What else can be said about Bill Hopkins? The most significant thing about him was his character—at once resourceful, da(e)monic, wide-ranging, and extremely imaginative. One of Bill’s most remarkable attributes was his commitment to radical forms of modernism, such as art brut or Outsider art towards the end of his life. This had to do with the classic 20th century impulse to make the world again, to make it anew, or to effect a sudden and total change in perception.

The Modernist project failed overall—yet men like Bill Hopkins believed in the future rather than the past . . . and this is something that is relatively rare given his political partiality. Loyalty was another staple with Bill. Given his wide range of meeting-guests and acquaintances, from Prince Charles to Jean-Paul Sartre, many publishers wanted a revelatory autobiography where “the dirt would be dished,” and yet Bill always refused because he deemed it to be dishonorable and disloyal to many of the people he had known.

After his bohemian and intellectual life in the ’50s and early ’60s, Bill became an antiques dealer and earned himself a substantial fortune by the time of his death in May 2011. He was probably technically a millionaire by the time of his demise.

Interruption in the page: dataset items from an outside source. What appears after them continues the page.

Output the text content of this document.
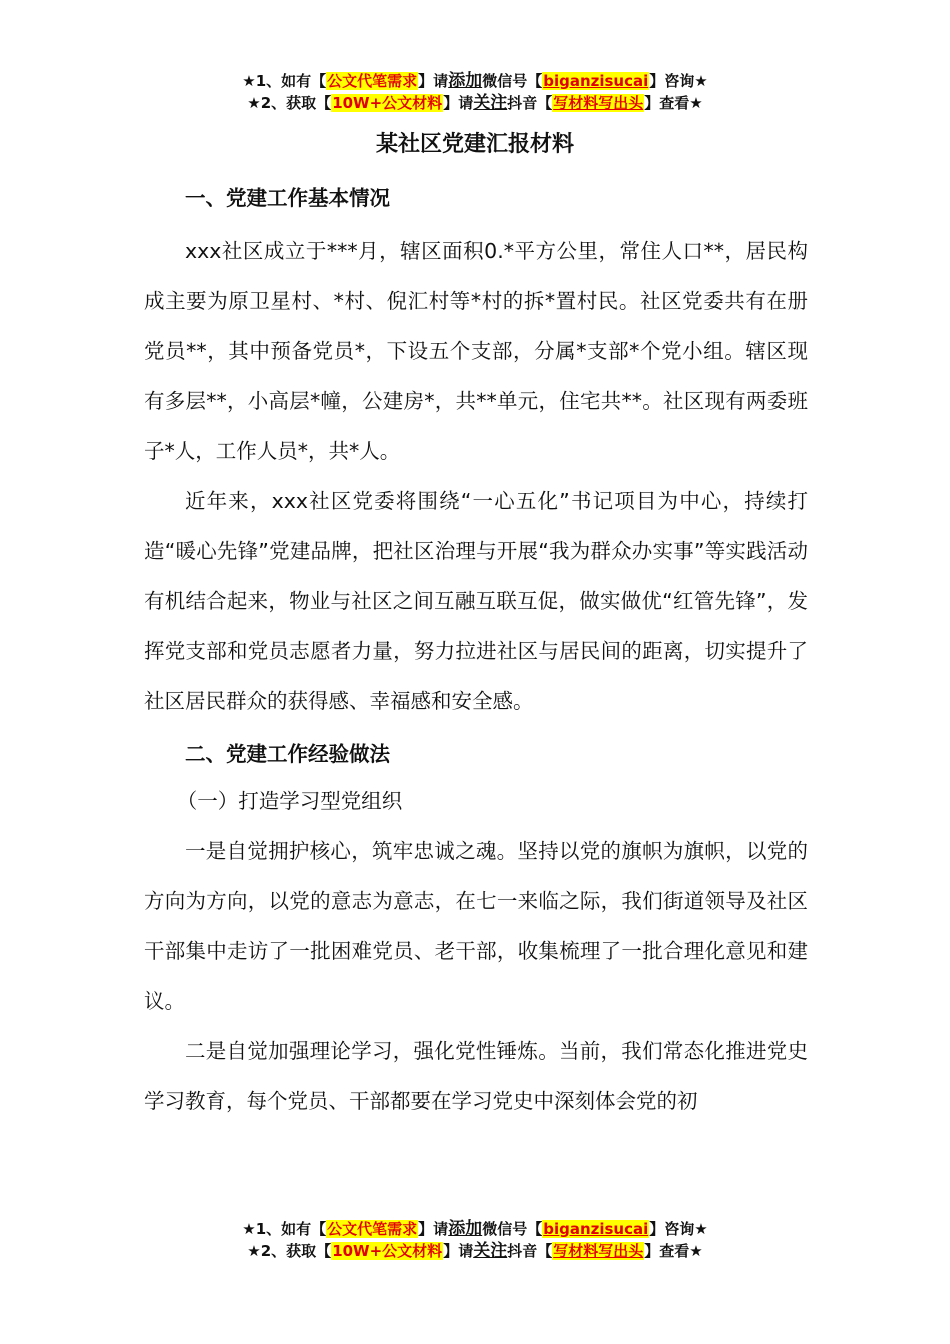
★1、如有【公文代笔需求】请添加微信号【biganzisucai】咨询★
★2、获取【10W+公文材料】请关注抖音【写材料写出头】查看★
某社区党建汇报材料
一、党建工作基本情况

xxx社区成立于***月，辖区面积0.*平方公里，常住人口**，居民构成主要为原卫星村、*村、倪汇村等*村的拆*置村民。社区党委共有在册党员**，其中预备党员*，下设五个支部，分属*支部*个党小组。辖区现有多层**，小高层*幢，公建房*，共**单元，住宅共**。社区现有两委班子*人，工作人员*，共*人。

近年来，xxx社区党委将围绕“一心五化”书记项目为中心，持续打造“暖心先锋”党建品牌，把社区治理与开展“我为群众办实事”等实践活动有机结合起来，物业与社区之间互融互联互促，做实做优“红管先锋”，发挥党支部和党员志愿者力量，努力拉进社区与居民间的距离，切实提升了社区居民群众的获得感、幸福感和安全感。

二、党建工作经验做法

（一）打造学习型党组织

一是自觉拥护核心，筑牢忠诚之魂。坚持以党的旗帜为旗帜，以党的方向为方向，以党的意志为意志，在七一来临之际，我们街道领导及社区干部集中走访了一批困难党员、老干部，收集梳理了一批合理化意见和建议。

二是自觉加强理论学习，强化党性锤炼。当前，我们常态化推进党史学习教育，每个党员、干部都要在学习党史中深刻体会党的初

★1、如有【公文代笔需求】请添加微信号【biganzisucai】咨询★
★2、获取【10W+公文材料】请关注抖音【写材料写出头】查看★
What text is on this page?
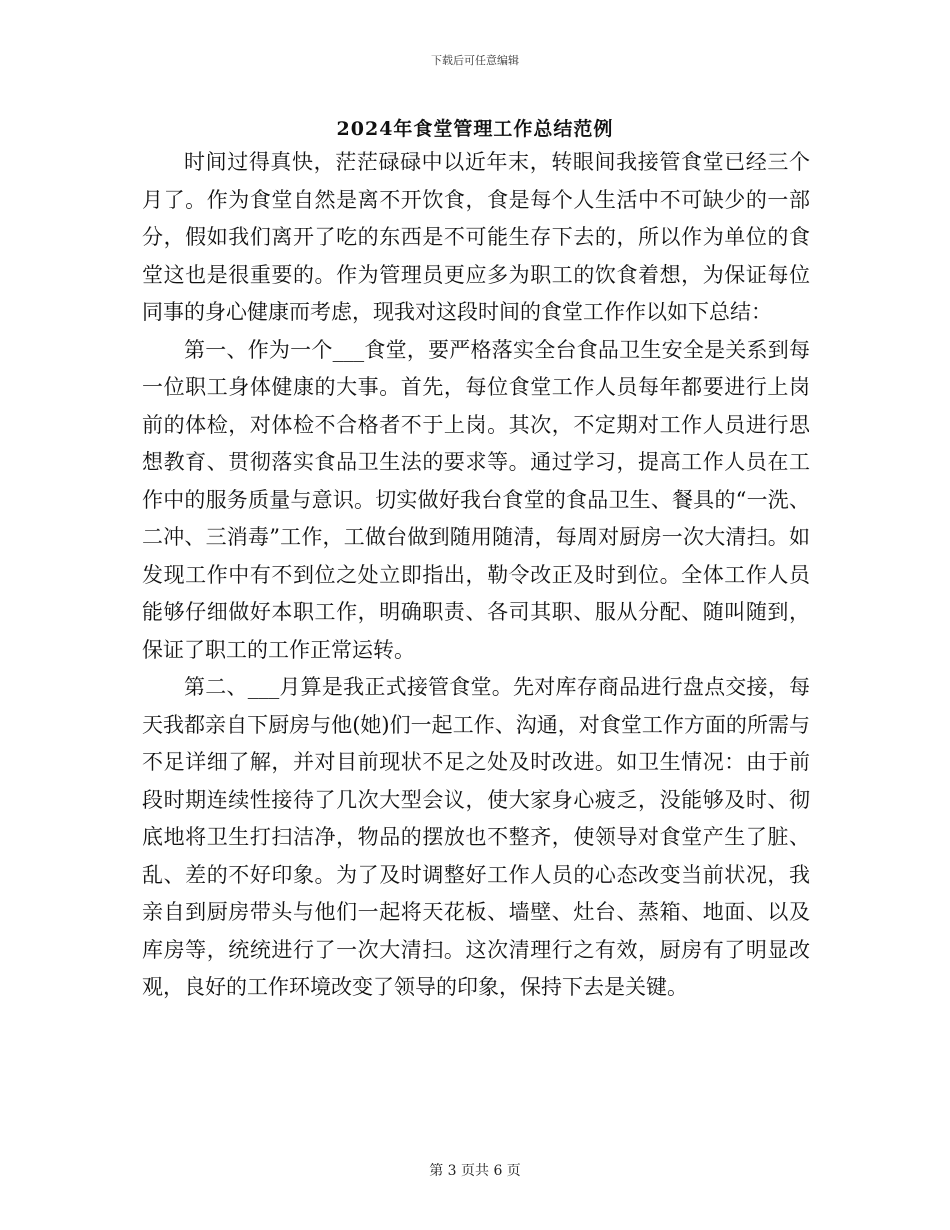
下载后可任意编辑
2024年食堂管理工作总结范例

时间过得真快，茫茫碌碌中以近年末，转眼间我接管食堂已经三个月了。作为食堂自然是离不开饮食，食是每个人生活中不可缺少的一部分，假如我们离开了吃的东西是不可能生存下去的，所以作为单位的食堂这也是很重要的。作为管理员更应多为职工的饮食着想，为保证每位同事的身心健康而考虑，现我对这段时间的食堂工作作以如下总结：

第一、作为一个___食堂，要严格落实全台食品卫生安全是关系到每一位职工身体健康的大事。首先，每位食堂工作人员每年都要进行上岗前的体检，对体检不合格者不于上岗。其次，不定期对工作人员进行思想教育、贯彻落实食品卫生法的要求等。通过学习，提高工作人员在工作中的服务质量与意识。切实做好我台食堂的食品卫生、餐具的“一洗、二冲、三消毒”工作，工做台做到随用随清，每周对厨房一次大清扫。如发现工作中有不到位之处立即指出，勒令改正及时到位。全体工作人员能够仔细做好本职工作，明确职责、各司其职、服从分配、随叫随到，保证了职工的工作正常运转。

第二、___月算是我正式接管食堂。先对库存商品进行盘点交接，每天我都亲自下厨房与他(她)们一起工作、沟通，对食堂工作方面的所需与不足详细了解，并对目前现状不足之处及时改进。如卫生情况：由于前段时期连续性接待了几次大型会议，使大家身心疲乏，没能够及时、彻底地将卫生打扫洁净，物品的摆放也不整齐，使领导对食堂产生了脏、乱、差的不好印象。为了及时调整好工作人员的心态改变当前状况，我亲自到厨房带头与他们一起将天花板、墙壁、灶台、蒸箱、地面、以及库房等，统统进行了一次大清扫。这次清理行之有效，厨房有了明显改观，良好的工作环境改变了领导的印象，保持下去是关键。

第 3 页共 6 页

A decided elitist and anti-humanist, Bill was a sort of elixir or sine qua non for many liberal intellectuals during the mid-century. One recalls Lady Snow’s (Pamella Hannesford Johnson’s) book about evil which definitely emerged from many conservations that C. P. Snow and his wife had with Bill in which he would have been cast in the role of Mephistopheles. Indeed, the range of people that he’d known was truly voluminous, including Kingsley Amis, Francis Bacon, Iain Sinclair, Heathcote Williams, Lucien Freud, Emeric Pressburger, and Derek Jarman.

Above all, I think that Bill Hopkins convinced me—when we met in the early- to mid-1990s—that anything was possible, the world could be made again, and that, contrary to nearly all present orthodoxies, the Right is actually the side of civilization. It just has to learn to live up to it once again . . . that’s all!

Bill Hopkins is survived by his German born wife, Carla, and a very valuable collection of original artworks, antiques, and objets d’art. He died just short of his 83rd birthday.